In the best-selling biography Steve Jobs, noted biographer Walter Isaacson recounts an event when the thirteen-year-old Jobs was distressed by a photograph in a 1968 issue of Life magazine. It showed a pair of starving children in Biafra, Africa, who were suffering because of a famine there. (I remember this myself, being roughly Jobs’s age.) Jobs, rightly disturbed by this tragedy, went to his Lutheran pastor for help. He held up one finger and asked, “Did God know I would hold up this finger before I did?” The pastor said, “Yes, God knows everything.” Of course, the pastor was correct (Ps. 139). Then Jobs produced the Life cover photo and asked, “Well, does God know about this and what’s going to happen to those children?” The pastor replied, “Steve, I know you don’t understand, but yes, God knew about this.” That was as far as the discussion went. The pastor offered no apologetic—no reason to believe in the gospel despite evil (1 Pet. 3:15)—to this young, brilliant, and inquiring soul. Isaacson reports that “Jobs announced that he didn’t want to have anything to do with worshiping such a God, and he never went back to church.”1
This account of Jobs’s irritated exit from the church is sadly comparable to one given by Marleen Winell, a counselor who assists people to leave religious groups and lead healthy secular lives. In Leaving the Fold, she reports of a young man named Sandy who was part of her “religious recovery support group.” As a young Christian college student, Sandy was troubled by the challenges to Christianity he encountered in the secular classroom. Distraught, Sandy went to his pastor, who tried to reassure him but gave no apologetic advice. Finally, Sandy, burning with intellectual desire, returned to his pastor, desperate for answers. The pastor cut Sandy short and said, “Sandy, it is time we call this what it is: sin.” Winell comments that Sandy never went back to the church, since he could not follow “a religion that made thinking a sin.”2 Although Sandy very likely did not have the global impact of Steve Jobs, he was haunted by a similar problem and was given a similar anti-intellectual answer by a clergyman. This should not be, since Christianity is a rational worldview worth defending through apologetics against rival worldviews and religions.3 This account from Jobs’s life and the fideistic response it invoked calls out for further discussion.
SUBSTITUTING BUDDHA FOR JESUS
While we know nothing of Sandy’s fate, Jobs pursued Buddhism, gurus, and hallucinogenic drug use,4 although his Buddhism (like many of his generation) was a bit à la carte and not doctrinaire. Jobs later told Isaacson that “the juice goes out of Christianity when it becomes too based on faith rather than on living like Jesus and seeing the world as Jesus saw it.” Jobs apparently wanted to separate a Jesus- inspired lifestyle (of Jobs’s preference) from any set of orthodox Christian beliefs. Yet had Jobs been serious about “living like Jesus,” he would have realized that Jesus taught and lived out a specific worldview, which Jesus articulated in no uncertain terms.

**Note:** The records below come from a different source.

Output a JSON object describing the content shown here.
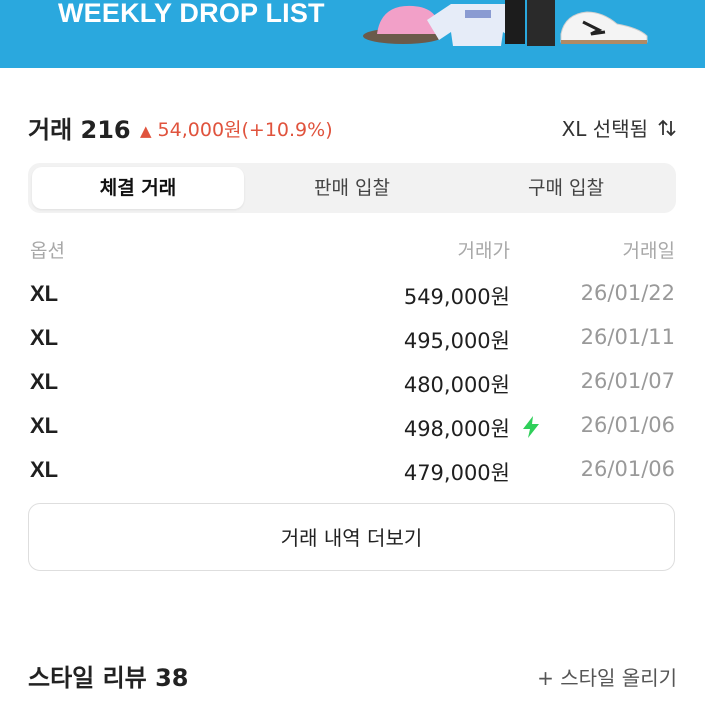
{
  "banner": {
    "title": "WEEKLY DROP LIST"
  },
  "trade": {
    "title": "거래 216",
    "change_arrow": "▲",
    "change_text": "54,000원(+10.9%)",
    "change_color": "#e0533d",
    "size_filter": "XL 선택됨",
    "sort_icon": "sort-updown-icon"
  },
  "tabs": [
    {
      "label": "체결 거래",
      "active": true
    },
    {
      "label": "판매 입찰",
      "active": false
    },
    {
      "label": "구매 입찰",
      "active": false
    }
  ],
  "table": {
    "headers": {
      "option": "옵션",
      "price": "거래가",
      "date": "거래일"
    },
    "rows": [
      {
        "size": "XL",
        "price": "549,000원",
        "date": "26/01/22",
        "bolt": false
      },
      {
        "size": "XL",
        "price": "495,000원",
        "date": "26/01/11",
        "bolt": false
      },
      {
        "size": "XL",
        "price": "480,000원",
        "date": "26/01/07",
        "bolt": false
      },
      {
        "size": "XL",
        "price": "498,000원",
        "date": "26/01/06",
        "bolt": true
      },
      {
        "size": "XL",
        "price": "479,000원",
        "date": "26/01/06",
        "bolt": false
      }
    ]
  },
  "more_button": "거래 내역 더보기",
  "style_review": {
    "title": "스타일 리뷰 38",
    "upload": "+ 스타일 올리기"
  },
  "colors": {
    "banner": "#2aa8de",
    "bolt": "#2fcf5a"
  }
}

Unlike the Buddha, Jesus articulated clear ideas about the reality of God, and He made that reality the core of His teaching. As a Jew, He believed in the God of creation and personal covenant. In Jesus’ worldview, God, human liberation, and the history of Israel and the entire cosmos were closely related. Jesus, as opposed to Buddha, did not articulate a method of liberation that was agnostic or neutral with respect to great metaphysical questions. Although later Buddhist writings can be metaphysically sophisticated, and the Buddha was not entirely without a worldview, he considered questions about creation and divine reality to be unedifying. “The Blessed One” (the Buddha) would not speak to “whether the world is eternal or temporal, finite or infinite; whether the life principle is identical with the body, or something different; whether the Perfect One [the Buddha] continues after death.”5 Jesus, conversely, believed that substantial metaphysical knowledge was possible, desirable, and valuable—indeed vital—for spiritual liberation.

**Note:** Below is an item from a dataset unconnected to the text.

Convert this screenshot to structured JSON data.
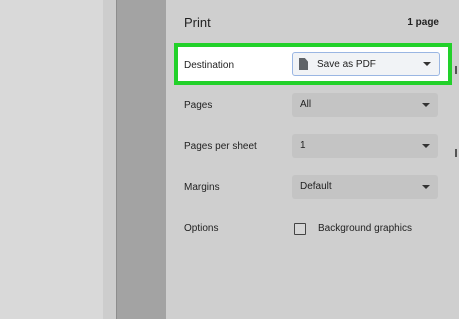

JESUS REACHES INTO OUR LIVES
Jesus’ public ministry commenced with His proclamation of the kingdom of God and its implications for life (Matt. 4:17). The key point of Jesus’ teaching on the kingdom is that God exists and is decisively involved in both human and cosmic affairs. All of Jesus’ teachings are organically related to His understanding of God. Without this concept of God, Jesus’ teachings unravel. According to Him, one’s knowledge of God is pivotal for one’s spiritual state, character, and destiny. During a theological dispute about the afterlife, Jesus rebuked some religious leaders by saying, “You are in error because you do not know the Scriptures or the power of God” (Matt. 22:29 NIV).
Jesus advocated a theistic worldview: there is one God who is (1) personal, (2) knowable, (3) worthy of adoration, worship, and service, (4) separate from the creation onto- logically, but (5) involved with creation through providence, prophecy, and miracle, despite the creation’s defacement through sin (see Rom. 8:18–26).6 This was intrinsic and inexorable to the teaching, living, dying, and resurrection of Jesus Christ. Jesus came as the incarnation of God, full of grace and truth, a man who “made the Father known” (John 1:1–14; see also Heb. 1:1–4), not as a mere sage giving advice for coping with a world of suffering, as did the Buddha.7
While Christ recognized suffering, His approach to it was totally different than that of the founder of Buddhism, who advised that men detach themselves from the world to attain an ineffable state called Nirvana (which means what is left when a candle is blown out). Jesus knew of sin’s origin (in human rebellion against their Creator), its existential reality (especially as He experienced it in His Cross), and its conquest (through His resurrection, ascension, session, and second coming).8 Instead of trying to escape the world of suffering, we can fight against it in God’s power. As Francis Schaeffer said, we can fight evil without fighting God, since God is redeeming his errant creation through the unstoppable expansion of the Kingdom of God.9 “Therefore, since we are receiving a kingdom that cannot be shaken, let us be thankful, and so worship God acceptably with reverence and awe” (Heb. 12:28).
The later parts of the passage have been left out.